Elle s’appelle Anziza. Elle a 12 ans et est devenue, bien malgré elle, le symbole d’une justice comorienne défaillante, impuissante à protéger ses enfants. Anziza a été violée par six garçons, dont trois de son quartier, à Moroni. Chacun à leur tour, sur une période qui s’étale d’octobre 2019 à janvier 2020.
Ses agresseurs ont été identifiés, arrêtés puis placés en détention. Ils ont reconnu les faits. Mais seulement trois mois après leur incarcération, le 4 avril, ils ont obtenu une mise en liberté provisoire, sur décision du juge, et ont été accueillis en héros dans leur quartier. Anziza, encore traumatisée, n’a pas supporté. Sa mère, Salma, a préféré l’éloigner pour lui éviter de les croiser et d’avoir à affronter leurs regards. Pour l’enfant, c’est la double peine.
Salma nous reçoit dans son salon. Elle a accepté de nous parler, de livrer sa version de l’histoire, celle d’une mère meurtrie, qui ne comprend pas comment un tel drame a pu arriver à son enfant et pourquoi ses agresseurs ne sont pas punis.
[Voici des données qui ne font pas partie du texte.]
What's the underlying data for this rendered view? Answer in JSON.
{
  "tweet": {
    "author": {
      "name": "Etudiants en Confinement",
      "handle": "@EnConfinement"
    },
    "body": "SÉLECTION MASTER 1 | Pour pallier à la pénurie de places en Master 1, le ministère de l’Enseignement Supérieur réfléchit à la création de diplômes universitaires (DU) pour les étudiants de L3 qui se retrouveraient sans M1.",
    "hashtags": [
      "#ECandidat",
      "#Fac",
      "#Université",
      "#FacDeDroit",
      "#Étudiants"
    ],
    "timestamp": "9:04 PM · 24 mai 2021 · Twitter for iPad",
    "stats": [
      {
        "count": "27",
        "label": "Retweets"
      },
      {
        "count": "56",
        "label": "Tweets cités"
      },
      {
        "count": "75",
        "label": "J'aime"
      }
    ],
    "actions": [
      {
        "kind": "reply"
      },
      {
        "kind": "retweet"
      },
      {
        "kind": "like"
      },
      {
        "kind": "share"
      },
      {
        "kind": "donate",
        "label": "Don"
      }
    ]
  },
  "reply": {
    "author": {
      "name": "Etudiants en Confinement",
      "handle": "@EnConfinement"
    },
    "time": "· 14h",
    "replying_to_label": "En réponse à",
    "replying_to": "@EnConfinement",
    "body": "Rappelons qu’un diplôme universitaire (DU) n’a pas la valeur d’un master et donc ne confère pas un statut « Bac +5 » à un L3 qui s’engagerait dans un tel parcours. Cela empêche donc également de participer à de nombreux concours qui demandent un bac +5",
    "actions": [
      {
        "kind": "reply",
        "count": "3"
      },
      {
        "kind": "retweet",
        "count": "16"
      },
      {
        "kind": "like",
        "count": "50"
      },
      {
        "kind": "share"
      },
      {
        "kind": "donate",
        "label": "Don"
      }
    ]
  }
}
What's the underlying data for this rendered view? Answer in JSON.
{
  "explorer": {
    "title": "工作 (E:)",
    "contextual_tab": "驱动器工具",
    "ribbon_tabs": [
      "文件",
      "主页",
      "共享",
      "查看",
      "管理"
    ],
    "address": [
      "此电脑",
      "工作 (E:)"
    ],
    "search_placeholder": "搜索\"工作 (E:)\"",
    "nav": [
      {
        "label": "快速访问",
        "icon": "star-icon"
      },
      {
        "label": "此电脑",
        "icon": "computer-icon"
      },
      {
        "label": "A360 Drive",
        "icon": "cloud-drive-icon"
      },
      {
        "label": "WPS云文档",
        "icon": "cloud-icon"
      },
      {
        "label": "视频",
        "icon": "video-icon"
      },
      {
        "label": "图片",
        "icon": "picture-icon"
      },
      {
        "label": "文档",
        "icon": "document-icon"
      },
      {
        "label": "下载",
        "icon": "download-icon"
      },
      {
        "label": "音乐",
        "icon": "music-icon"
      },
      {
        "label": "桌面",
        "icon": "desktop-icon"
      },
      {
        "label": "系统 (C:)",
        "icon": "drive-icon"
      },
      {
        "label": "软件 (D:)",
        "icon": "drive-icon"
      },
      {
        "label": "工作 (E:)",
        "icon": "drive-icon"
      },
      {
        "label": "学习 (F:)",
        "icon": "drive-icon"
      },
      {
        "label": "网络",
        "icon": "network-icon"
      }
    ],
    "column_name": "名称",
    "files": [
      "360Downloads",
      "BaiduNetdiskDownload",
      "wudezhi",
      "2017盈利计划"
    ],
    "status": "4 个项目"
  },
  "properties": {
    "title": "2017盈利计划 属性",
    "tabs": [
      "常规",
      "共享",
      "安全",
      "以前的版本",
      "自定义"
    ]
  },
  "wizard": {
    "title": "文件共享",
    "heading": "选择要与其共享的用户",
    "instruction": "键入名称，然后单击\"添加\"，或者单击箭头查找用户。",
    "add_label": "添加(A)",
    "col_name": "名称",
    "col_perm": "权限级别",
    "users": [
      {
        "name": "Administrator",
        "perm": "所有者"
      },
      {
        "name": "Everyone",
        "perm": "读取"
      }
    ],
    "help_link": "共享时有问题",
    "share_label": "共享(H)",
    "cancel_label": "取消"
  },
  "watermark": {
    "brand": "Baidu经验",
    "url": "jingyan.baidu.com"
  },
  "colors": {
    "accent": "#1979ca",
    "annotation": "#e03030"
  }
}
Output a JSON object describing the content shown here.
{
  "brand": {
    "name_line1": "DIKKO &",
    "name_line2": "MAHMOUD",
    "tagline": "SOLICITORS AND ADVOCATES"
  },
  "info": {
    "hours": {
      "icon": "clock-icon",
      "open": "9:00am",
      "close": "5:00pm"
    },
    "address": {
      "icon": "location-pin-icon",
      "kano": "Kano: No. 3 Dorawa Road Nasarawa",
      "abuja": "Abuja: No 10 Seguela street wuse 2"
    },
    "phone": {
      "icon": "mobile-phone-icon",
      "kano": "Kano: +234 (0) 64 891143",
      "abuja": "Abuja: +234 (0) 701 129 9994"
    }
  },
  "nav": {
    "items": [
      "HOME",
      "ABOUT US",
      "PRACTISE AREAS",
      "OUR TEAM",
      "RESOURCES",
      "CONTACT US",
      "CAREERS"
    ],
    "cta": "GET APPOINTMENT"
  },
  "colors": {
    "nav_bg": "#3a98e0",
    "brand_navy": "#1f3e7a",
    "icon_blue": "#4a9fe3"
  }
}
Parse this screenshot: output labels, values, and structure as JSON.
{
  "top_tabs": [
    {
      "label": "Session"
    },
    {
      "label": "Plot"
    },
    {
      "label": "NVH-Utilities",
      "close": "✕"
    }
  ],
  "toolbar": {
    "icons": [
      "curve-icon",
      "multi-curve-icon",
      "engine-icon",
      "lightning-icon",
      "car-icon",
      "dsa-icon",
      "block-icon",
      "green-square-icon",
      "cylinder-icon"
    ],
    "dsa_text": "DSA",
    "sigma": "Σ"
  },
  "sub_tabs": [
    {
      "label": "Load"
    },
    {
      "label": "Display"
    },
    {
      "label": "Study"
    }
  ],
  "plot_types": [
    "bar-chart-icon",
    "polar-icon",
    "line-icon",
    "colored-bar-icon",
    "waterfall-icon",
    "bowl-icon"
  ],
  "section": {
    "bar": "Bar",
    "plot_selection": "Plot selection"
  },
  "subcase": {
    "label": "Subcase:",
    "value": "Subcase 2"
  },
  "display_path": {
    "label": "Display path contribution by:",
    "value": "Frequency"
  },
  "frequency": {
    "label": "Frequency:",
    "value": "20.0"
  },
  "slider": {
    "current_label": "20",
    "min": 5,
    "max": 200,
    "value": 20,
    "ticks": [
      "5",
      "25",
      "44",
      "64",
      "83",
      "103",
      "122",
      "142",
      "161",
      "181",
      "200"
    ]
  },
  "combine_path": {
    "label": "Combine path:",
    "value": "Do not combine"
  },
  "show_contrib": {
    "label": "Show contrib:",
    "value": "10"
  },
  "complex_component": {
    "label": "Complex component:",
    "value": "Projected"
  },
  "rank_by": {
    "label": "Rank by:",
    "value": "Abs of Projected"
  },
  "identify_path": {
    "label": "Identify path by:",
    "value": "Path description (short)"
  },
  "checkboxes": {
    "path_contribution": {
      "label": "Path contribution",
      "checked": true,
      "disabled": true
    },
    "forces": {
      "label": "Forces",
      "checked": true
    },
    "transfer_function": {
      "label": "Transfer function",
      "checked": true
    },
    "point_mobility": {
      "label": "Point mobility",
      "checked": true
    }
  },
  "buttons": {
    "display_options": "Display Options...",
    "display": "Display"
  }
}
Elle porte une longue robe rouge et un châle vert recouvre entièrement ses cheveux. Pendant les trois heures que dure la rencontre, elle garde les mains jointes, les doigts enlacés, les jambes croisées et les pieds entortillés autour de ses chevilles, comme pour mieux se protéger.
Au cours de l’entretien, son fils aîné fait irruption dans la pièce. Il nous demande qui sommes-nous ? Que voulons-nous à sa mère ? Lui ne veut pas témoigner, ne peut pas. « Je ne peux pas rester-là. Je ne le supporterais pas. C’est trop douloureux. Je suis désolé. » Il demande à son jeune frère de descendre pour venir soutenir sa mère. Assis, la main sur son épaule, ce dernier l’encourage : « Parle maman, raconte-leur. »
« Je connais tous ces enfants. Ils venaient à la maison, ils étaient amis avec mes garçons. Ils m’appelaient maman…
Un soir, j’entends crier à l’étage. Je monte. Je trouve le grand frère d’Anziza assis par terre, les genoux pliés, les mains sur la tête, tordu par la douleur. Ma petite fille est assise, en sanglots. Je ne comprends rien du tout. Je suis en panique. Je leur demande ce qui se passe, mais personne ne répond.
Puis mon fils me parle d’un enregistrement vocal qui raconte que ma fille a été avec six garçons. Il me parle d’un chantage. L’obligation pour Anziza d’avoir des relations sexuelles, sinon ils montraient des photos et des vidéos d’elle à sa mère. (Salma marque une pause, essaie de retenir ses larmes. Son fils n’arrête pas de gigoter sur la chaise. Il respire fort comme s’il étouffait). Je demande à Anziza de me raconter et de me dire qui a fait ça. (Elle éclate en sanglots).
La déception
Qu’est-ce que j’ai fait au bon Dieu ? J’ai toujours aimé ces enfants. Tous les enfants de ce quartier. Je ne peux pas aimer les miens et haïr ceux des autres. Pour moi, un enfant, c’est toujours un bonheur, peu importe celui et celle qui lui ont donné naissance.
Mon fils aîné est parti en courant. Je n’ai même pas pu le retenir. Je suis restée-là, à la regarder et pleurer. A ne plus savoir quoi faire. J’ai appelé ma mère qui vit à Zilimadjou pour qu’elle vienne vite.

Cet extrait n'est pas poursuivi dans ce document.